Busy professionals today put an emphasis on discovering different tricks they can employ to boost productivity. From new iPhone apps to specialized to-do lists to dieting and exercising, productivity is an obsession for many. Although adding to your productivity stack can be useful, it's easy to overlook the inverse approach. What are your biggest productivity killers and how can you remove them?

Stop, reflect, and look at your current habits and choices and begin eliminating the most detrimental ones. Following this approach will likely yield larger productivity gains than searching for new tactics that help at the margins.

Here are top productivity killers to be on the lookout for that you may not not even be noticing. These can save you significant time and energy once eradicated:

1. Getting distracted when you're in the zone.

You know those times when you are totally zoned into the work you're doing? You're "in the flow." Your thoughts aren't wandering, you're engulfed in your work, and you're extremely productive. All of your energy and attention is dedicated to the tasks at hand.

Anytime you're in that space and get distracted, it causes a giant productivity hit. A 2017 study from the American Academy of Pediatrics even found that heavy multitaskers across different forms of media have poorer memory, increased impulsivity, and struggles with learning.

These distractions frequently come in the form of notifications on your phone or computer from various apps like Facebook, text, Instagram, Snapchat, or even email. When you're working, just put your phone away, keep it on silent, or check it periodically at set times.

Another common distraction is physical interruption. If you're trying to work in a space surrounded by family or friends, it's easy to fall off task. Put your emphasis on working in locations void of distraction.

When you're in this productive headspace, you should do everything you can to stay there.

2. Talking with loved ones.

Talking and spending time with people you love can be comforting, mindless and often exciting. Time can fly without your even realizing it. You could spend two hours on the phone with your significant other in what feels like minutes.

While it's by no means bad to spend a lot of time with loved ones, you should be cognizant of how much. Set boundaries based on what you need to accomplish at work so that you don't unintentionally lose precious working hours.
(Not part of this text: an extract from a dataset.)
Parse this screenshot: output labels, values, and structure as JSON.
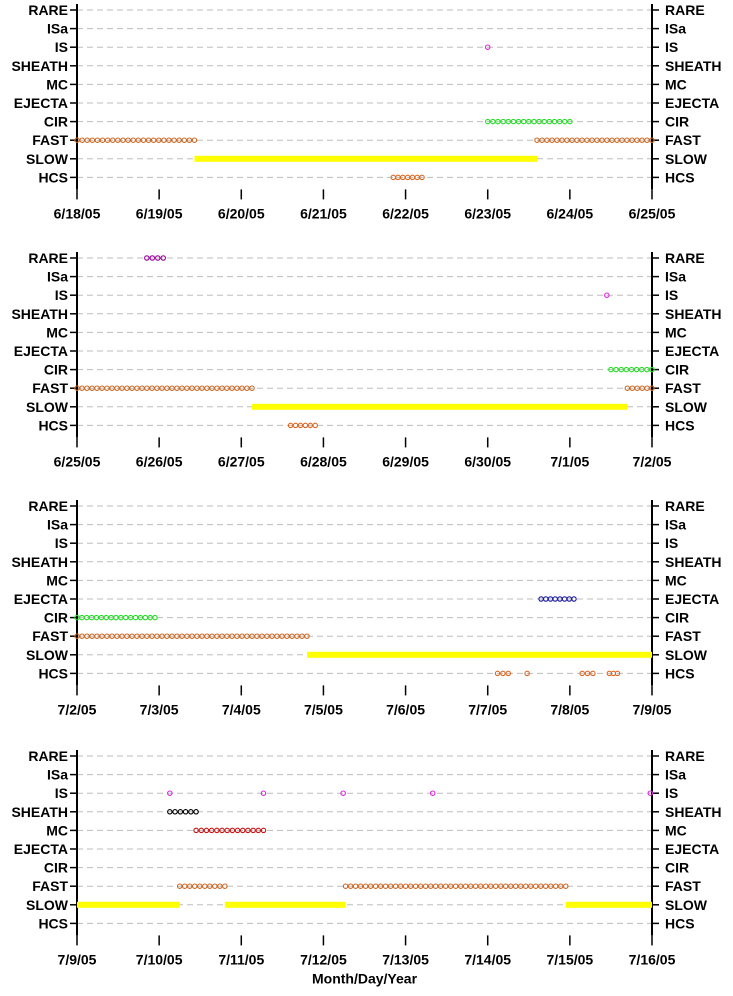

I sometimes schedule an alarm or a reminder to notify myself if a certain amount of hours have passed while I'm visiting a loved one. They know I do this and it doesn't ruffle any feathers. It's especially useful when you know you need to get back to work at some point.

3. Getting organized and productive.

It may seem counterintuitive, but "getting organized" can actually interfere with productivity. This is the one that plagues me the most. I'll often spend 30 minutes in the morning trying to get organized and into a productive head space. I go over my to-do list, figure out what my priorities are, try to organize them for the coming week, get my head into working mode, and then get started.

What has recently worked much more efficiently has been sitting down once every few days, or even once a week, to map out how to spend my upcoming work time. Then, when I get back to the grind, I jump right in instead of losing time and energy figuring out what to do.

4. Picking the wrong goal or framework.

Maybe the worst time-killer of all is dedicating your time and energy to the wrong thing.

I remember working on a project to integrate two different software products, and navigating the APIs for the tool I was using became extremely complex. I dedicated 20+ hours trying to solve the problem, even working with various support teams. Eventually, I discovered a different tool that connected the services within an hour.

Instead of diving right in to something, ensuring that you're taking the right approach is critical. Regardless of how productive you might be, if you're working on the wrong thing, you may have to start from close to square one when you realize it. This not only kills time but is demoralizing. Making sure you have the right goal or focus up front is invaluable.

These productivity killers are fairly common, but everyone has their own vices. Pay attention to what you spend too much time on, whether it be navigating on your computer, cooking, or even taking showers. Making a dedicated effort to gradually spend less time on what kills your productivity will pay large benefits as you accomplish more and more.